It’s a strange thing that a man has to wear a fat suit to be a love interest for Chrissy Metz’ characters. OK, a little background: The man who plays Kate Pearson’s love interest has a fat suit. It does not take away from the person’s authenticity, but it reveals an ugly truth about the state of Hollywood and Television execs: Those people believe a man cannot accept a woman with a perceived flaw unless they have that flaw themselves, and in a worse manner. It turns out, men in Hollywood are Shallow Hals. Does anybody remember Shallow Hal? It was a movie done in 2001 in which a man has to overcome his defining trait to find true love. I think all of Hollywood should watch it, as a lesson to themselves. This leads me to a sad conclusion: If a man is so shallow that they have to date somebody skinny, the standard of beauty these days, where does that leave a fat girl like me? Alone.
Here’s the trouble with losing weight: I am not a skinny little broomstick. I never was, even at my skinniest. When I weighed 125 pounds, I still had curves. So, there are two choices when dealing with men’s shallowness: Accept loneliness and hate myself, or find a man who is not so shallow. But where is a man who is not as shallow? How far away from the media must I roam to find this golden man?
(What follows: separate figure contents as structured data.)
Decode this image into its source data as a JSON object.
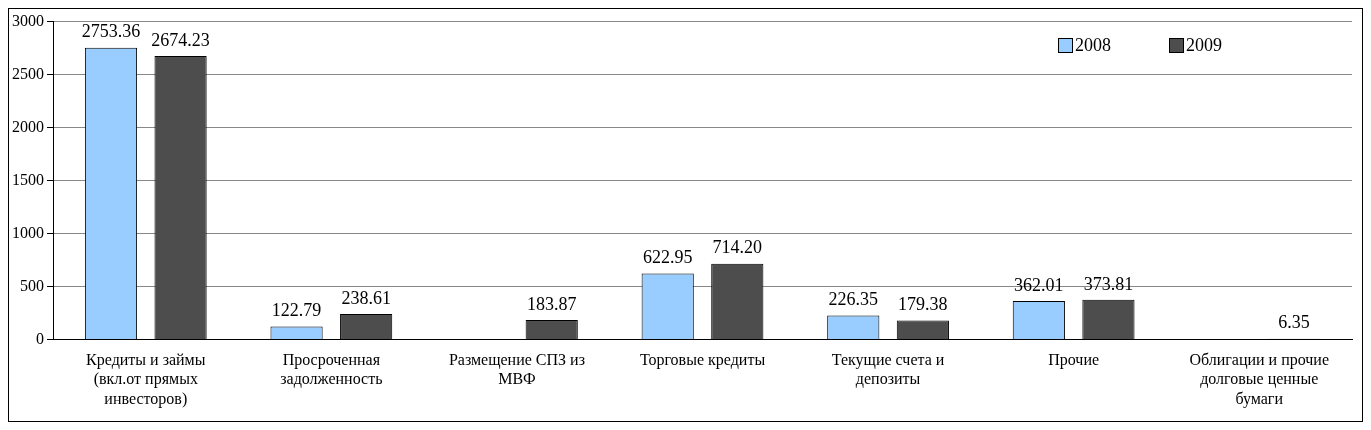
{
  "chart_data": {
    "type": "bar",
    "categories": [
      "Кредиты и займы (вкл.от прямых инвесторов)",
      "Просроченная задолженность",
      "Размещение СПЗ из МВФ",
      "Торговые кредиты",
      "Текущие счета и депозиты",
      "Прочие",
      "Облигации и прочие долговые ценные бумаги"
    ],
    "series": [
      {
        "name": "2008",
        "color": "#99ccff",
        "values": [
          2753.36,
          122.79,
          null,
          622.95,
          226.35,
          362.01,
          null
        ],
        "value_labels": [
          "2753.36",
          "122.79",
          null,
          "622.95",
          "226.35",
          "362.01",
          null
        ]
      },
      {
        "name": "2009",
        "color": "#4d4d4d",
        "values": [
          2674.23,
          238.61,
          183.87,
          714.2,
          179.38,
          373.81,
          6.35
        ],
        "value_labels": [
          "2674.23",
          "238.61",
          "183.87",
          "714.20",
          "179.38",
          "373.81",
          "6.35"
        ]
      }
    ],
    "ylim": [
      0,
      3000
    ],
    "yticks": [
      0,
      500,
      1000,
      1500,
      2000,
      2500,
      3000
    ],
    "grid": "y",
    "legend": "top right"
  }
}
Recently, I’ve been going over some of my posts. I’ve noticed a pattern of pity and self-loathing. Will I die alone? Am I pretty enough for love? Am I too fat for love? It has come to me what I have been doing, and what drives these posts. I have been listening to what the haters say, and not what the people who love me say. It’s a vicious cycle. The haters scream and shout, while those who love you are drowned out. It’s vicious what I’ve been listening to. Well, it’s time to make a definite change. I’ve come here to say NO MORE. It’s time I reverse my ears and listen to those who really love me – those who say that love is there, even if it’s not in a partner.
Autistic people find love. I have known a chemist/inventor who has been in Time Magazine, and she has been married for years. Of course, no one has to marry their partner, but isn’t that sweet? I have decided this: If I am bound to find a soul mate, they will come at the right time. If not, oh well. Maybe I can look at the other ways people can be loved – you know, without partners.
I’m going to go off script and talk about this – it’s related: Ashley Graham – yes, the plus-size Sports Illustrated swimsuit cover model – says she’s not ashamed of her body. Why should she be ashamed of it? She’s a Sports Illustrated swimsuit cover model! Even now, I can hear the cracking and crumbling of the plaster statue of broomstick beauty dictatorship. I’m not a broomstick, but why does that have to shut me out of love and acceptance? It’s sickening.
The worst part of it is this: It recurs almost every now and then. It’s like a pain that flares up with this trigger or that trigger, and I want it to stop. I want to stop feeling like I am inadequate to find and give/receive love. I’m tired of being disqualified because of things I can barely control, let alone things I can NOT control. I can’t control that I’m autistic. I can’t control that I’m short and stocky. I can’t control your attitude, either. So why lament about it?